An inventory control system uses barcode technology to automate the tracking of merchandise.
What is an Inventory Control System?
An inventory control system is a set of hardware and software based tools that automate the process of tracking inventory. The kinds of inventory tracked with an inventory control system can include almost any type of quantifiable good, including food, clothing, books, equipment, and any other item that consumers, retailers, or wholesalers may purchase. Modern inventory control systems are almost exclusively based on barcode technology. Though barcodes were initially developed to automate the process of grocery store checkout, their ability to encode a wide variety of alphabetic and numeric symbols makes them ideal for encoding merchandise for inventory applications. Inventory control systems work in real-time using wireless technology to transmit information to a central computer system as transactions occur.
Inventory control systems are employed in a wide variety of applications, but they all revolve around tracking delivery of goods to customers. Inventory control is crucial in retail stores, especially those with a large number or variety of merchandise items for sale. Inventory control is also used in warehouses to track orders and shipments, and for automated order processing. Other important applications of inventory control systems are in manufacturing, shipping, and receiving.

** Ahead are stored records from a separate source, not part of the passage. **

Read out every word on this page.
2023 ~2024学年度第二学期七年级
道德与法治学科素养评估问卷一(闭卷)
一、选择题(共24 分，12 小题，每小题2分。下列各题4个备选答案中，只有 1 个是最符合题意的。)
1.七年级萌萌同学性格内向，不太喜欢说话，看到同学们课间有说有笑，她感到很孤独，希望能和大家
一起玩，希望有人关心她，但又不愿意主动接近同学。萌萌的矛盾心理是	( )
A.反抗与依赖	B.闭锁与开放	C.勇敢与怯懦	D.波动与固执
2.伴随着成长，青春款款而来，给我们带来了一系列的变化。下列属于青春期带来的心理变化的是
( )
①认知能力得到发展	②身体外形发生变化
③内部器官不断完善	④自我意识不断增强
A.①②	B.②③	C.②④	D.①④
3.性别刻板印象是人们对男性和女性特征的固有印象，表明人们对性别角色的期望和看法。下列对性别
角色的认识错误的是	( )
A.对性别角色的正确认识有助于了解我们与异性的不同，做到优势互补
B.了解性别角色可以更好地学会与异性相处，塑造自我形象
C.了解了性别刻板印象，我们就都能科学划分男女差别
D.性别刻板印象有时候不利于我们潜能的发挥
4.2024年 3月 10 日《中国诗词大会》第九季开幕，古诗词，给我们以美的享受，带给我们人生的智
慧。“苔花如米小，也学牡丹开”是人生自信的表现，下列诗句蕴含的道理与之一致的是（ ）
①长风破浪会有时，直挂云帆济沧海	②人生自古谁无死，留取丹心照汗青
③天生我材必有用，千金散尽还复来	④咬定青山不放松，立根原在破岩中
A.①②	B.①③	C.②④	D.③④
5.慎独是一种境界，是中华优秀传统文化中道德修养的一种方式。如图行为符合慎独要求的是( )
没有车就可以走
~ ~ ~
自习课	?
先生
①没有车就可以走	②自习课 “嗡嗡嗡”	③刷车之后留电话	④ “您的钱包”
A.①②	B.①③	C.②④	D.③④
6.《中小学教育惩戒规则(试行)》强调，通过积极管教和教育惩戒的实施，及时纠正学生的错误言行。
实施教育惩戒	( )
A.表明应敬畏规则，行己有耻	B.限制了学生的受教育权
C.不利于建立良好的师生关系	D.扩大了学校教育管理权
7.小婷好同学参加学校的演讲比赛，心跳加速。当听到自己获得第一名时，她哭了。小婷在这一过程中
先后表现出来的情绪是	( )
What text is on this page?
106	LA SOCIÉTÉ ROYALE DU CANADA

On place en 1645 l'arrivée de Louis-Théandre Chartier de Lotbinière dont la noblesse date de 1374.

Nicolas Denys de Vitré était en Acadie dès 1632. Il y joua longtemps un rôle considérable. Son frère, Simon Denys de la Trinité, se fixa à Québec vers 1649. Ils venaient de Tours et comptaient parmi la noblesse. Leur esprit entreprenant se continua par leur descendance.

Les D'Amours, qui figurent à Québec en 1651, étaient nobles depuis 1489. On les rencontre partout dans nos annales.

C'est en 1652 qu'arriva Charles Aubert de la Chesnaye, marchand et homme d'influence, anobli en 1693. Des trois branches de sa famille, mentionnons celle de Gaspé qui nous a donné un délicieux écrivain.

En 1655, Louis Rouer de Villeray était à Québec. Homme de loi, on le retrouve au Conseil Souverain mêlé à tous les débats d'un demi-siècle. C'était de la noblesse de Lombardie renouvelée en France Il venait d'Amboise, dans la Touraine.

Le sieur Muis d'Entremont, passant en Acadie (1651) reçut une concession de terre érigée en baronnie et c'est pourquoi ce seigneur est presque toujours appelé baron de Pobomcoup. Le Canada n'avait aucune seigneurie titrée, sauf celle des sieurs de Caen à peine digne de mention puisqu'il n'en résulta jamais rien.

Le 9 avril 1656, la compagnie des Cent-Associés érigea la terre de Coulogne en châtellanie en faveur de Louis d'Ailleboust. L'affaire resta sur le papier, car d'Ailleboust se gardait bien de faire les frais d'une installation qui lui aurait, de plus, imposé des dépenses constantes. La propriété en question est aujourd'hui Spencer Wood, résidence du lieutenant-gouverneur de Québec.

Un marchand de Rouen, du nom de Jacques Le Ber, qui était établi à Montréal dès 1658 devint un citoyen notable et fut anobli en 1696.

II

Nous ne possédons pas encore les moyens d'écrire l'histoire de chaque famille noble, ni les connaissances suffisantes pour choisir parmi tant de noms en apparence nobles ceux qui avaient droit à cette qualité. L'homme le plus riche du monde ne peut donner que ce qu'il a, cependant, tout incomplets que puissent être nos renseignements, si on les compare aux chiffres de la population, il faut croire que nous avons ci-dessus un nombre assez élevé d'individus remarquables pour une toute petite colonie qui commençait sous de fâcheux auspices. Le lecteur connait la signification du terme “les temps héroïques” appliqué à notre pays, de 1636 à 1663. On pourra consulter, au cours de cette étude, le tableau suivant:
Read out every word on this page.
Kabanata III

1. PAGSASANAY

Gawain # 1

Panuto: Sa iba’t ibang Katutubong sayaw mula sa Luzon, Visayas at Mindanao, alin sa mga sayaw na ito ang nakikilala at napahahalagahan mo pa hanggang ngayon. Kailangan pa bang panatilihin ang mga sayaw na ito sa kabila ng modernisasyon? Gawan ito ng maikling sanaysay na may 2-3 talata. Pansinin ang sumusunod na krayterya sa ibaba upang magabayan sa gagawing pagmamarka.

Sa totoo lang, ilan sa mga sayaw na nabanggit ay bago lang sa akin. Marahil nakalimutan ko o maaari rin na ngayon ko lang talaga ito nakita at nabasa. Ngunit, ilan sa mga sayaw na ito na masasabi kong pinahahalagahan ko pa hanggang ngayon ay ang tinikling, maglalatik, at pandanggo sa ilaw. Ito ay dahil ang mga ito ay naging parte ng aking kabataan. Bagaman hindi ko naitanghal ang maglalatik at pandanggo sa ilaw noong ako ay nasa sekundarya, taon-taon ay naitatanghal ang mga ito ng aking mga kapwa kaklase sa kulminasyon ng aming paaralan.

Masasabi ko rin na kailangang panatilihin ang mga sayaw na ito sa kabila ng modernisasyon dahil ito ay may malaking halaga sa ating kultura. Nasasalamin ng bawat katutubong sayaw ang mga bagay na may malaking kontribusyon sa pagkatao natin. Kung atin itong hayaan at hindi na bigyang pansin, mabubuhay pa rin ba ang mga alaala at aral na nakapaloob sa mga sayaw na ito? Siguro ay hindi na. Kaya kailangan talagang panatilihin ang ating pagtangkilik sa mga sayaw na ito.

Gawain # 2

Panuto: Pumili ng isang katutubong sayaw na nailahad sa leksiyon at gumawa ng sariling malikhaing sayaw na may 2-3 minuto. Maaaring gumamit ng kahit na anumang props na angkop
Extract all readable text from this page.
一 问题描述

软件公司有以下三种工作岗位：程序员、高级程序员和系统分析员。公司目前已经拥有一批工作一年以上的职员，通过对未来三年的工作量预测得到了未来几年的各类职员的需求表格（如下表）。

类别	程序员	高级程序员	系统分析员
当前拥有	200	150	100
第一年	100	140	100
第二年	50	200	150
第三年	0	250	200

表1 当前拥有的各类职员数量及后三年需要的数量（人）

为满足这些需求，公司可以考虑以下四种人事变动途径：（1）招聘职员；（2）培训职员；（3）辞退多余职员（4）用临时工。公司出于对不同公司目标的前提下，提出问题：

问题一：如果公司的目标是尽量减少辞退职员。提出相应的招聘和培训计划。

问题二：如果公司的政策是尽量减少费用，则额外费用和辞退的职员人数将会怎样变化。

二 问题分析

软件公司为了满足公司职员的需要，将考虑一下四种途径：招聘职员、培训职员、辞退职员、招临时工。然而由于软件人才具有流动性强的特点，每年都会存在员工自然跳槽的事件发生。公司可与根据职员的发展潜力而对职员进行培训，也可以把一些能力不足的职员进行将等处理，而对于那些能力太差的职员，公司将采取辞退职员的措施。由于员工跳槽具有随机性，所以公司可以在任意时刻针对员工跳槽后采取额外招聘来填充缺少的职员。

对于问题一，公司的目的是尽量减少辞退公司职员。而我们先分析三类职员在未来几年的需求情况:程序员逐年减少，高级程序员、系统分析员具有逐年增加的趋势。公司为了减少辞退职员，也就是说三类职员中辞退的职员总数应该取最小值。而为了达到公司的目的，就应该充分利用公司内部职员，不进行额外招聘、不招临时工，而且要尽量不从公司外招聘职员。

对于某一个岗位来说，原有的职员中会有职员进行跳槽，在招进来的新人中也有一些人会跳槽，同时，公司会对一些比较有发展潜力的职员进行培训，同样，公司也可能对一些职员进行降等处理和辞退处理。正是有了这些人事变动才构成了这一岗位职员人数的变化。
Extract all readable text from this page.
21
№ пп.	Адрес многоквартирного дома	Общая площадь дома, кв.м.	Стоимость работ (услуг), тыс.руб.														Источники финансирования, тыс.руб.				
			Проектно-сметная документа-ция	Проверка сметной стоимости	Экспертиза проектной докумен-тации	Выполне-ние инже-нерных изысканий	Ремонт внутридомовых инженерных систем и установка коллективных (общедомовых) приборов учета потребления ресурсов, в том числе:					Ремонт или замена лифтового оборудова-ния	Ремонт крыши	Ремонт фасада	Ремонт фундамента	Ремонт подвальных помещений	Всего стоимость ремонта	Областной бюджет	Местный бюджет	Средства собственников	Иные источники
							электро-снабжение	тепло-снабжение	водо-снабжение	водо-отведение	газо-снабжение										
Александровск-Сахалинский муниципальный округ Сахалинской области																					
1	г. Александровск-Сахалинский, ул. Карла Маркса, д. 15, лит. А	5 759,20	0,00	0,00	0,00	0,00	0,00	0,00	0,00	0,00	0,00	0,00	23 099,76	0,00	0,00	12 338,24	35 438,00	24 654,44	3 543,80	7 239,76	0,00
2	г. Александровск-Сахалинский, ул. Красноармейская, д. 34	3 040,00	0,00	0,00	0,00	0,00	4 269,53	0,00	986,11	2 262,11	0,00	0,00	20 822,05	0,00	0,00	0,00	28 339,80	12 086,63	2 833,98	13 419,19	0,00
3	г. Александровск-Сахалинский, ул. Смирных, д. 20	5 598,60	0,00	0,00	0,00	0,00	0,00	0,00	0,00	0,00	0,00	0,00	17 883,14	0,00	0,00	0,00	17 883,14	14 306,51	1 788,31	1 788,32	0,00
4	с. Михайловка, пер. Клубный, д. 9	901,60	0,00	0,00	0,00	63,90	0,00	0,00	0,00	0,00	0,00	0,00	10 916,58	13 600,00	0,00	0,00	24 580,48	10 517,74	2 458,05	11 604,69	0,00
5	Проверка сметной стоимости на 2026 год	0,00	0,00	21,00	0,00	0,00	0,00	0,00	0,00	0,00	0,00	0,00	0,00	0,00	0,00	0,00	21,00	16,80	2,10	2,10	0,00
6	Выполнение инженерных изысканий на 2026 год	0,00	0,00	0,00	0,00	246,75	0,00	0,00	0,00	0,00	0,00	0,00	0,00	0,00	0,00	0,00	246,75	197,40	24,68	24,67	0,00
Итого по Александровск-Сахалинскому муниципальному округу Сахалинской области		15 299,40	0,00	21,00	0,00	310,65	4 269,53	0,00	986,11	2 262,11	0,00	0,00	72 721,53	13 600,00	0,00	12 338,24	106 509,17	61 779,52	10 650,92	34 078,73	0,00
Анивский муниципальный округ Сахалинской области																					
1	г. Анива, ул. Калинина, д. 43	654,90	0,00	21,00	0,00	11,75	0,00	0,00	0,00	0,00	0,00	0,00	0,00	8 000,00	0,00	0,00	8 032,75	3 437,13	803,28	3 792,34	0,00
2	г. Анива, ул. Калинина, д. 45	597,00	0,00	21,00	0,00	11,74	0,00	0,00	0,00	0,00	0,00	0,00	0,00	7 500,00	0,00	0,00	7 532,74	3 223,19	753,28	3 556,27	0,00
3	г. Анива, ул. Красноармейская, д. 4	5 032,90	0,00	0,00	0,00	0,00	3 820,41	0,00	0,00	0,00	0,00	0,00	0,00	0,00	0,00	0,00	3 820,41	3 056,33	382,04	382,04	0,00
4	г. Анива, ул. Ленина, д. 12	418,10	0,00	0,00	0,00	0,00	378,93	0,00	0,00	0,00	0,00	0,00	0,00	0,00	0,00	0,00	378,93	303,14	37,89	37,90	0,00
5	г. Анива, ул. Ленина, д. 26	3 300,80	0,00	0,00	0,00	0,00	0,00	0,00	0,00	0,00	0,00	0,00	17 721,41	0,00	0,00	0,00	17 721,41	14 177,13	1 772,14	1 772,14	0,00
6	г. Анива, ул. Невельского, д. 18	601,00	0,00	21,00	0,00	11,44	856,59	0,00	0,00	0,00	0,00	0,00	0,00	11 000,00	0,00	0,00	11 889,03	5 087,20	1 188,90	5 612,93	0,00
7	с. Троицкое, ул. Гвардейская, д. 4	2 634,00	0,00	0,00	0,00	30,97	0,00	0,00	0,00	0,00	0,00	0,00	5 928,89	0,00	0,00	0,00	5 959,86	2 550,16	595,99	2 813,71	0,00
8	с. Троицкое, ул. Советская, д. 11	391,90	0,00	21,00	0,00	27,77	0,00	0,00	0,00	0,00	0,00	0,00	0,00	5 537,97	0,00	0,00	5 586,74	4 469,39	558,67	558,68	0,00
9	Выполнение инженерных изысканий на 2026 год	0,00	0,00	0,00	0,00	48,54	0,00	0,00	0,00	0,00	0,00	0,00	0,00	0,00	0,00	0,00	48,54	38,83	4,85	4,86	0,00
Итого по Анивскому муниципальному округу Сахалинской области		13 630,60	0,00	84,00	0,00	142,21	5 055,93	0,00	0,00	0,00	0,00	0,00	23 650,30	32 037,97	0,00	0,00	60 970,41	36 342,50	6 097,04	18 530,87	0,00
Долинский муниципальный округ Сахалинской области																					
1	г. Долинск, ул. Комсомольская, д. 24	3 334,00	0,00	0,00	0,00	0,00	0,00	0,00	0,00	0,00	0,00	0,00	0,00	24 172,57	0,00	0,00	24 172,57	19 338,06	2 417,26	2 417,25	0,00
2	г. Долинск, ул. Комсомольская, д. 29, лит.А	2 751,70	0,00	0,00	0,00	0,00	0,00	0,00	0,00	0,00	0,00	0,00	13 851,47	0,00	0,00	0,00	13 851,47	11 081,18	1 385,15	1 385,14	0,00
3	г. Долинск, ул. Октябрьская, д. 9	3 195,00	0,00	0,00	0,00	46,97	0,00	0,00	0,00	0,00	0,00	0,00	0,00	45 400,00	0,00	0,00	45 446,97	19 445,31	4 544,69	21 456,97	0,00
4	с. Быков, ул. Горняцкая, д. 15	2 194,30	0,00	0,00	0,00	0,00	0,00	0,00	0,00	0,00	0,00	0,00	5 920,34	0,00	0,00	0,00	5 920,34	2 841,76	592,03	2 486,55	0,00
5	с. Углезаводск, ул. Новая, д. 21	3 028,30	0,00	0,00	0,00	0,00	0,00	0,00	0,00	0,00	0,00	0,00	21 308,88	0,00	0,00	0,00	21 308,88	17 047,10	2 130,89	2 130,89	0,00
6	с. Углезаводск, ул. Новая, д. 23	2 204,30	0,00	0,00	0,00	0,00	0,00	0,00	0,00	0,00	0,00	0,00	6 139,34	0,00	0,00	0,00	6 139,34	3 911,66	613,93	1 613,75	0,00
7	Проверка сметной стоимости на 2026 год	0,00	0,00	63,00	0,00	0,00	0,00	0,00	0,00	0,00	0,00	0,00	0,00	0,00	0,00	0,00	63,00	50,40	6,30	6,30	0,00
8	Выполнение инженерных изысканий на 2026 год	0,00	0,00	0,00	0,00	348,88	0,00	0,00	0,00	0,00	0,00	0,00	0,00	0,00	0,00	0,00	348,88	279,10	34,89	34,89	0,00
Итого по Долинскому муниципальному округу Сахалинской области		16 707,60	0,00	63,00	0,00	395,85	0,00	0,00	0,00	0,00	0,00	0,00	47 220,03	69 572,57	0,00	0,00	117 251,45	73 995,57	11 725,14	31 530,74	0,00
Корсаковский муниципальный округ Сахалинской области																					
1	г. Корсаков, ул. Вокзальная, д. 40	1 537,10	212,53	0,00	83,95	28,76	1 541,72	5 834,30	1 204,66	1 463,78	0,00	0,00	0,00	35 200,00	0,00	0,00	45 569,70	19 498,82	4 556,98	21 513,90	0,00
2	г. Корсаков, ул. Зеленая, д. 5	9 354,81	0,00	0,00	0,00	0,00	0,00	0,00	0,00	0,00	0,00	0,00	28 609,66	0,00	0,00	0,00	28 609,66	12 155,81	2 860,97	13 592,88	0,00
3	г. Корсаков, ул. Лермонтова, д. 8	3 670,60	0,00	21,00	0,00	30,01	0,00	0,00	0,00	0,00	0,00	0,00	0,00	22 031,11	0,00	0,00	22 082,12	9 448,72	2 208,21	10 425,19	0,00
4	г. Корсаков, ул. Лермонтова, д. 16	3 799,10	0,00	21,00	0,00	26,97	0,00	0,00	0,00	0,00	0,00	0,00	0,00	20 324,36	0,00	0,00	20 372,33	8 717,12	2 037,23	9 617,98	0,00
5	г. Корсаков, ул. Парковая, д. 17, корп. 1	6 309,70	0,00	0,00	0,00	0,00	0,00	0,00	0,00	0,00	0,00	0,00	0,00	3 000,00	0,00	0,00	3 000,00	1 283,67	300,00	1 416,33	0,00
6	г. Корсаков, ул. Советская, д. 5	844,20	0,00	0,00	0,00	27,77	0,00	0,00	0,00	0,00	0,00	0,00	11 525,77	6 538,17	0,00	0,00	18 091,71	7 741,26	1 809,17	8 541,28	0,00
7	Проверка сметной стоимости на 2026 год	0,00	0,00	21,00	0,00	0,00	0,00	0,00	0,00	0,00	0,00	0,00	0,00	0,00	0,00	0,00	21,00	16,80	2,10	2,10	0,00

Why is Inventory Control Important?
Inventory control is important to ensure quality control in businesses that handle transactions revolving around consumer goods. Without proper inventory control, a large retail store may run out of stock on an important item. A good inventory control system will alert the retailer when it is time to reorder. Inventory control is also an important means of automatically tracking large shipments. For example, if a business orders ten pairs of socks for retail resale, but only receives nine pairs, this will be obvious upon inspecting the contents of the package, and error is not likely. On the other hand, say a wholesaler orders 100,000 pairs of socks and 10,000 are missing. Manually counting each pair of socks is likely to result in error. An automated inventory control system helps to minimize the risk of error. In retail stores, an inventory control system also helps track theft of retail merchandise, providing valuable information about store profits and the need for theft-prevention systems.
Automated inventory control systems work by scanning a barcode either on the item. A barcode scanner is used to read the barcode, and the information encoded by the barcode is read by the machine. This information is then tracked by a central computer system. For example, a purchase order may contain a list of items to be pulled for packing and shipping. The inventory control system can serve a variety of functions in this case. It can help a worker locate the items on the order list in the warehouse, it can encode shipping information like tracking numbers and delivery addresses, and it can remove these purchased items from the inventory tally to keep an accurate count of in-stock items. All of this data works in tandem to provide businesses with real-time inventory tracking information. Inventory control systems make it simple to locate and analyze inventory information in real-time with a simple database search.